Mais elle parvint à rejeter ce fond de verre l'ínsu de ses bourreaux. Marie profita d´une inattention l'abbé pour tenter de s'enfuir. Elle fut rejointe et une confusion s'en suivi où les meurtriers mirent, dans un premier temps, le public de leur côté convainquant que Marie était folle. Mais comme les femmes du voisinage commençaient à s'occuper de la victime, l'abbé tenta de la tuer par un coup de feu qui fut dévié par une assistante. Finalement, les autorités furent appelées et donnèrent protection à la malheureuse qui mourut dix-neuf jours après avoir reconté à la justice tous les détails de l'aventure.

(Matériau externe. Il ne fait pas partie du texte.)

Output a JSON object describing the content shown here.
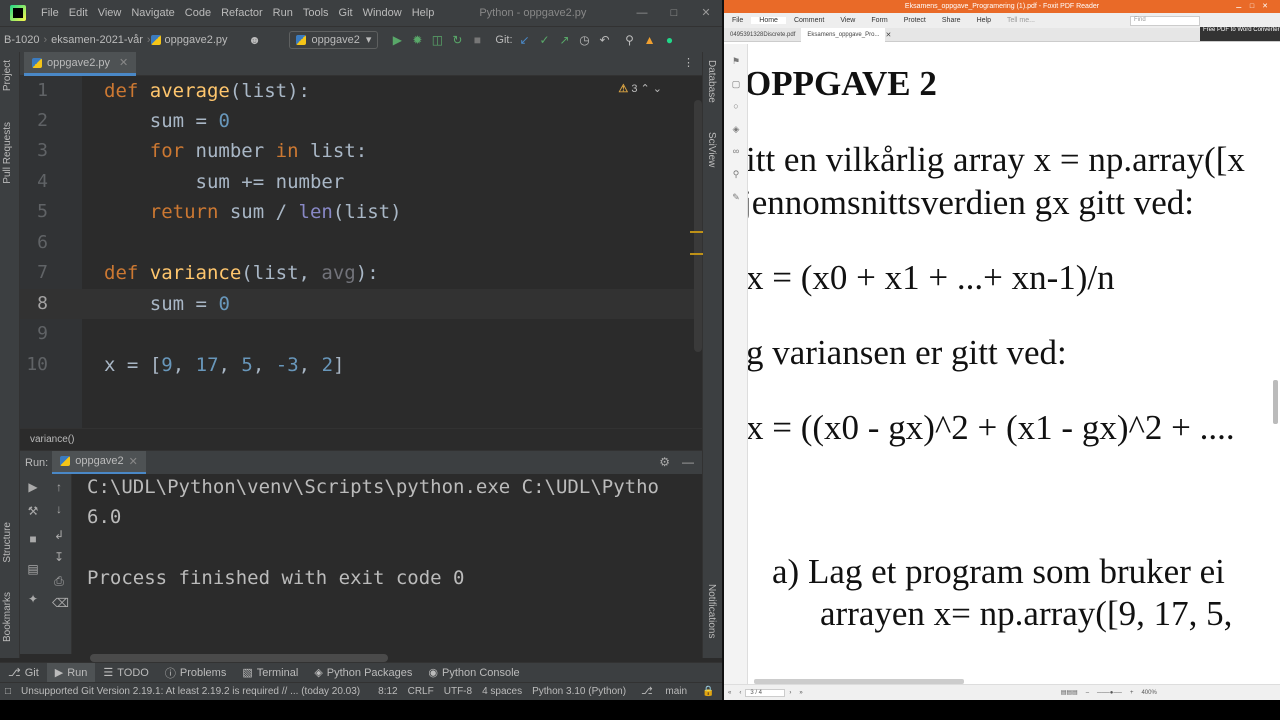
{
  "ide": {
    "menu": [
      "File",
      "Edit",
      "View",
      "Navigate",
      "Code",
      "Refactor",
      "Run",
      "Tools",
      "Git",
      "Window",
      "Help"
    ],
    "window_title": "Python - oppgave2.py",
    "breadcrumb": [
      "B-1020",
      "eksamen-2021-vår",
      "oppgave2.py"
    ],
    "run_config": "oppgave2",
    "git_label": "Git:",
    "editor_tab": "oppgave2.py",
    "warning_count": "3",
    "line_numbers": [
      "1",
      "2",
      "3",
      "4",
      "5",
      "6",
      "7",
      "8",
      "9",
      "10"
    ],
    "code_lines": [
      "def average(list):",
      "    sum = 0",
      "    for number in list:",
      "        sum += number",
      "    return sum / len(list)",
      "",
      "def variance(list, avg):",
      "    sum = 0",
      "",
      "x = [9, 17, 5, -3, 2]"
    ],
    "breadcrumb_fn": "variance()",
    "run_label": "Run:",
    "run_tab": "oppgave2",
    "console_lines": [
      "C:\\UDL\\Python\\venv\\Scripts\\python.exe C:\\UDL\\Pytho",
      "6.0",
      "",
      "Process finished with exit code 0"
    ],
    "left_tools": [
      "Project",
      "Pull Requests",
      "Structure",
      "Bookmarks"
    ],
    "right_tools": [
      "Database",
      "SciView",
      "Notifications"
    ],
    "bottom_tabs": [
      "Git",
      "Run",
      "TODO",
      "Problems",
      "Terminal",
      "Python Packages",
      "Python Console"
    ],
    "status": {
      "message": "Unsupported Git Version 2.19.1: At least 2.19.2 is required // ... (today 20.03)",
      "position": "8:12",
      "line_sep": "CRLF",
      "encoding": "UTF-8",
      "indent": "4 spaces",
      "interpreter": "Python 3.10 (Python)",
      "branch": "main"
    }
  },
  "pdf": {
    "title": "Eksamens_oppgave_Programering (1).pdf - Foxit PDF Reader",
    "ribbon": [
      "File",
      "Home",
      "Comment",
      "View",
      "Form",
      "Protect",
      "Share",
      "Help",
      "Tell me..."
    ],
    "find_placeholder": "Find",
    "tabs": [
      "0495391328Discrete.pdf",
      "Eksamens_oppgave_Pro..."
    ],
    "free_pdf": "Free PDF to Word Converter",
    "page_lines": [
      "OPPGAVE 2",
      "itt en vilkårlig array x = np.array([x",
      "jennomsnittsverdien gx gitt ved:",
      "x = (x0 + x1 + ...+ xn-1)/n",
      "g variansen er gitt ved:",
      "x = ((x0 - gx)^2 + (x1 - gx)^2 + ....",
      "a)   Lag et program som bruker ei",
      "arrayen  x= np.array([9, 17, 5,"
    ],
    "page_indicator": "3 / 4",
    "zoom": "400%"
  }
}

Déjà l'abbé et le chevalier s'étaient enfuit. Le marquis, l'aumônier et les domestiques furent arrêtés. L'entrée à Avignon du groupe fit sensation. L'abbé et le chevalier furent condamnés à mort, le marquis fut exilé du royaume et le prêtre Perrette fut condamné aux galères perpétuelles.
Le premier à mourir fut Perrette à la chaîne durant le trajet entre Toulouse et Brest. Le chevalier mourut au service de la Sérénissime République de Venise, au siège de Candies, contre les Turcs. L'abbé, lui, sous le nom de Lamartellière, se fit engager comme précepteur du fils du comte de Lippe souverain de la principauté de Viane. Il tenta d'épouser une protégée de ce dernier. Son manque de noblesse apparent empêchant le mariage, pour convaincre, il déclina sa vraie identité et fut exilé.
À Amsterdam, il se fit maître de langues et sa maîtresse le rejoignit. Son ancien pupille survint à ses besoins et mourut après une seconde vie exemplaire. Le marquis des Granges, après quelques années, revint au château des Ganges où il vécut protégé par l'intendant du Languedoc parce qu'il forçait ses vassaux à aller à la messe. Il y tenta de séduire sa belle-fille et pour cela fut dénoncé par son propre fils. Le marquis se réfugia au comtat Venaissin et on n'entendit plus parler de lui.